Evangile au Quotidien
dimanche 04 février 2007
Cinquième dimanche du temps ordinaire
Ste Jeanne de Valois, reine et fondatrice (+ 1505), Sainte Véronique
Commentaire du jour
Saint Augustin : « Sois sans crainte, désormais ce sont des hommes que tu prendras »
Les lectures du jour
Is 6,1-2.3-8.
L'année de la mort du roi Ozias, je vis le Seigneur qui siégeait sur un
trône très élevé ; les pans de son manteau remplissaient le Temple.
Des séraphins se tenaient au-dessus de lui. Ils avaient chacun six ailes :
deux pour se couvrir le visage, deux pour se couvrir les pieds, et deux
pour voler.
Ils se criaient l'un à l'autre : « Saint ! Saint ! Saint, le Seigneur, Dieu
de l'univers. Toute la terre est remplie de sa gloire. »
Les pivots des portes se mirent à trembler à la voix de celui qui criait,
et le Temple se remplissait de fumée.
Je dis alors : « Malheur à moi ! je suis perdu, car je suis un homme aux
lèvres impures, j'habite au milieu d'un peuple aux lèvres impures : et mes
yeux ont vu le Roi, le Seigneur de l'univers ! »
L'un des séraphins vola vers moi, tenant un charbon brûlant qu'il avait
pris avec des pinces sur l'autel.
Il l'approcha de ma bouche et dit : « Ceci a touché tes lèvres, et
maintenant ta faute est enlevée, ton péché est pardonné. »
J'entendis alors la voix du Seigneur qui disait : « Qui enverrai-je ? qui
sera notre messager ? » Et j'ai répondu : « Moi, je serai ton messager :
envoie-moi. »
Ps 138(137),1-5.7-8.
De tout mon coeur, Seigneur, je te rends grâce : tu as entendu les paroles
de ma bouche. Je te chante en présence des anges,
vers ton temple sacré, je me prosterne.
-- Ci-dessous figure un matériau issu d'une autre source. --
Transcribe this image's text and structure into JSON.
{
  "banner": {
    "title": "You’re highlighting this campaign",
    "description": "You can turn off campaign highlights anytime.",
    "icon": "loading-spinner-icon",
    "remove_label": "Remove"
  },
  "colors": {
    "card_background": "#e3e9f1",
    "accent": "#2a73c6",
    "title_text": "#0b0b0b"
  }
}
Je rends grâce à ton nom pour ton
amour et ta vérité, car tu élèves, au-dessus de tout, ton nom et ta parole.
Le jour où tu répondis à mon appel, tu fis grandir en mon âme la force.
Tous les rois de la terre te rendent grâce quand ils entendent les paroles
de ta bouche.
Ils chantent les chemins du Seigneur : « Qu'elle est grande, la gloire du
Seigneur ! »
Si je marche au milieu des angoisses, tu me fais vivre, ta main s'abat sur
mes ennemis en colère. Ta droite me rend vainqueur.
Le Seigneur fait tout pour moi ! Seigneur, éternel est ton amour : n'arrête
pas l'oeuvre de tes mains.
1 Co 15,1-11.
Frères, je vous rappelle la Bonne Nouvelle que je vous ai annoncée ; cet
Évangile, vous l'avez reçu, et vous y restez attachés,
vous serez sauvés par lui si vous le gardez tel que je vous l'ai annoncé ;
autrement, c'est pour rien que vous êtes devenus croyants.
Avant tout, je vous ai transmis ceci, que j'ai moi-même reçu : le Christ
est mort pour nos péchés conformément aux Écritures,
et il a été mis au tombeau ; il est ressuscité le troisième jour
conformément aux Écritures,
et il est apparu à Pierre, puis aux Douze ;
ensuite il est apparu à plus de cinq cents frères à la fois - la plupart
sont encore vivants, et quelques-uns sont morts -
ensuite il est apparu à Jacques, puis à tous les Apôtres.
Et en tout dernier lieu, il est même apparu à l'avorton que je suis.
Car moi, je suis le plus petit des Apôtres, je ne suis pas digne d'être
appelé Apôtre, puisque j'ai persécuté l'Église de Dieu.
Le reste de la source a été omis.